Even if that doesn’t happen, though, the Skenes window is already closing. At the very, very least, the window for building a team around him while his contract is cheap is rapidly closing. You have to take advantage of it.

That means getting aggressive this offseason. It means bringing in actual, established big league hitters to help supplement one of the sport’s worst offenses. They’ll need at least one outfielder and one left-side infielder. It’s the perfect opportunity to bring in bats.

With owner Bob Nutting, inexcusably once again, not expected to make any major increase to the payroll, the trade market is this team’s best, and probably only, route to success.

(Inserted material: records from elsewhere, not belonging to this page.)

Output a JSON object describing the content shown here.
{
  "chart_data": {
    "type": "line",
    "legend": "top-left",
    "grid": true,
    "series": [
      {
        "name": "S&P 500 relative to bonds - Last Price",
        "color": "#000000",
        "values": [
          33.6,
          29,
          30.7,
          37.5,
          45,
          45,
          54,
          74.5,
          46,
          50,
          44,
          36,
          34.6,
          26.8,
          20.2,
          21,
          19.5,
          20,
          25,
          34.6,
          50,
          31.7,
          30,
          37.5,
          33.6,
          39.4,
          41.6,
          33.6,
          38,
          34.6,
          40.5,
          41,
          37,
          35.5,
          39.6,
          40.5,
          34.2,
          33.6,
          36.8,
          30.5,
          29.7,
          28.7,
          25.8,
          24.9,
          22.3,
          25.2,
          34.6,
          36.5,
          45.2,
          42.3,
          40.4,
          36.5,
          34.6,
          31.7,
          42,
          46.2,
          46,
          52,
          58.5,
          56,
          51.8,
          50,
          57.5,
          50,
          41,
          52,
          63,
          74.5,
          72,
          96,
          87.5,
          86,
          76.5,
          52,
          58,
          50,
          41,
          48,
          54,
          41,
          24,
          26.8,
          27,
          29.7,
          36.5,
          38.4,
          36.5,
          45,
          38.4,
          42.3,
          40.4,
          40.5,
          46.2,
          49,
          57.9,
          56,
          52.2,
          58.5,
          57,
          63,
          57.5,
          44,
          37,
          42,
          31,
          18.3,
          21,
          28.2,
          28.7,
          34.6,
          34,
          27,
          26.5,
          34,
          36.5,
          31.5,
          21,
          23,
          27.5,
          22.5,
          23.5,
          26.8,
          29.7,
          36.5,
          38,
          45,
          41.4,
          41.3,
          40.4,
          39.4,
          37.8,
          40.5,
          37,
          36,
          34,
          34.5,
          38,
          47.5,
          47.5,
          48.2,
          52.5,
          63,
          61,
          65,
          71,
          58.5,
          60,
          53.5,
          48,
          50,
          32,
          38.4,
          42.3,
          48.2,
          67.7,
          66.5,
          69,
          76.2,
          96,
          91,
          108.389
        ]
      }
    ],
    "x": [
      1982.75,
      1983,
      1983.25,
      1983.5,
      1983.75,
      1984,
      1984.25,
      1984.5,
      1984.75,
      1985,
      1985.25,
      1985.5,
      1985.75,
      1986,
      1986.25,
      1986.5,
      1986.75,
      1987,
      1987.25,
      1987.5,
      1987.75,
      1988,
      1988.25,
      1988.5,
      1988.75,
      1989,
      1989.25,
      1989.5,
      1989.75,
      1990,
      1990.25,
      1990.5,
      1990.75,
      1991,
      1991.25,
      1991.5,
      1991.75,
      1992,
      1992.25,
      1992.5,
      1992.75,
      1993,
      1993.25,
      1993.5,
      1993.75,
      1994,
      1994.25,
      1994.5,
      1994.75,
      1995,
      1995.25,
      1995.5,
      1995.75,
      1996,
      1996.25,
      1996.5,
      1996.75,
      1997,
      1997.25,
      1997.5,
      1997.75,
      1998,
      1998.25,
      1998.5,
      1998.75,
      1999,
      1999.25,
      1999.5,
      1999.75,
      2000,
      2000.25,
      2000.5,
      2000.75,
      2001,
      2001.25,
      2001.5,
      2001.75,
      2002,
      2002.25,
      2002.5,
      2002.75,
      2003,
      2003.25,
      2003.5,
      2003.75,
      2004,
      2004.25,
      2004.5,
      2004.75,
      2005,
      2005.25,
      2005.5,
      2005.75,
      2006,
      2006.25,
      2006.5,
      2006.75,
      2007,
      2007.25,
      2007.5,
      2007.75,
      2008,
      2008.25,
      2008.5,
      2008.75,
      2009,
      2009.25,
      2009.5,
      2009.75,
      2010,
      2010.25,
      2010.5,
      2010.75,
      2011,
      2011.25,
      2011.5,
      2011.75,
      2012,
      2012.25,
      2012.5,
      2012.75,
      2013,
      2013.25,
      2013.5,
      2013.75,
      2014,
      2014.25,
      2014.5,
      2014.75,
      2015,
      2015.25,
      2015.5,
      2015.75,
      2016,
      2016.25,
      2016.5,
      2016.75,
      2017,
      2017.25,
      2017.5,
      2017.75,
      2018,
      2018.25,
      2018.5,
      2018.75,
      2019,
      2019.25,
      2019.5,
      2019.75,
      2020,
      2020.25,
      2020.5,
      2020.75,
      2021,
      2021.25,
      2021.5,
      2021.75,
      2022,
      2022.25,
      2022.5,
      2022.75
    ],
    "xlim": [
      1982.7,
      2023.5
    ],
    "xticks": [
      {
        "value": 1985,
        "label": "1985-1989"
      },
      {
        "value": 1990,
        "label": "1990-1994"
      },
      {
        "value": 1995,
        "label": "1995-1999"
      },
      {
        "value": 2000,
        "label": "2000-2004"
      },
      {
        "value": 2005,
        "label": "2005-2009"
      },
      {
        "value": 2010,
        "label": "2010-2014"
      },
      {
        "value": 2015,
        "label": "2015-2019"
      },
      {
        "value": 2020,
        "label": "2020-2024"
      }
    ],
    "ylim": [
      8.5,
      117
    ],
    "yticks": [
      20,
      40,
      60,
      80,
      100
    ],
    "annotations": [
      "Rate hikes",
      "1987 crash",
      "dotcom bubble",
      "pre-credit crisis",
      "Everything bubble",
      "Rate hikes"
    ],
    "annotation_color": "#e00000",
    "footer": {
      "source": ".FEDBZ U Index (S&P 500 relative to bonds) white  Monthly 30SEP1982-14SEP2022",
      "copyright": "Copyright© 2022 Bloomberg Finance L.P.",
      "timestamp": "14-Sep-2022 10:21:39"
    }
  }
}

Spencer Horwitz was a good offseason trade last year. The first baseman missed the first month and a half after recovering from offseason wrist surgery, and he did start out rather slow as he was forced to acclimate on the fly.

After the All Star break, though, Horwitz slashed .305/.396/.520 (.916 OPS) with nine home runs and 35 RBI in 62 games. Overall, he finished the season as the team’s leader in OPS, at .787. He filled a serious need at first base and brought a good bat with him.

But if there’s ever been a poster child for a “too little, too late” move by a general manager, it’s Horwitz.

There’s just not a résumé in Pittsburgh that says Cherington is capable of assembling enough of an offense. His other big move in the offseason, free agent signing Tommy Pham, is an example of that. The outfielder had a rollercoaster run, from an ice cold spring to a blistering hot summer, but it ended with a .245/.330/.370 (.700) slash line. It’s not good enough.

The bottom line is this: for however good of a job Cherington has done with the pitching staff, and for whatever smaller moves at other positions that could work out, there’s one number that ultimately matters.

71-91.

Six years into a rebuild, a record like that is unacceptable. There’s nothing else to call it.

We can argue whether, in baseball’s current economic landscape, a small market team like the Pirates could ever win the World Series. Only twice in the last 15 years has a World Series winner not ranked in the top ten in payroll. Houston’s 17th-place payroll back in 2017 was the lowest for a champion in that span.

But I know for a fact that small market teams can perform much better than this. Much, much better.

The magic number for a wild card spot this season was 83. Cincinnati made it with a record of 83-79.

Six years in, and Cherington’s Pirates couldn’t even come close to that. In fact, they’re only going in the wrong direction. Bringing him back is a major mistake, one that could sadly define the rest of the Skenes era in Pittsburgh.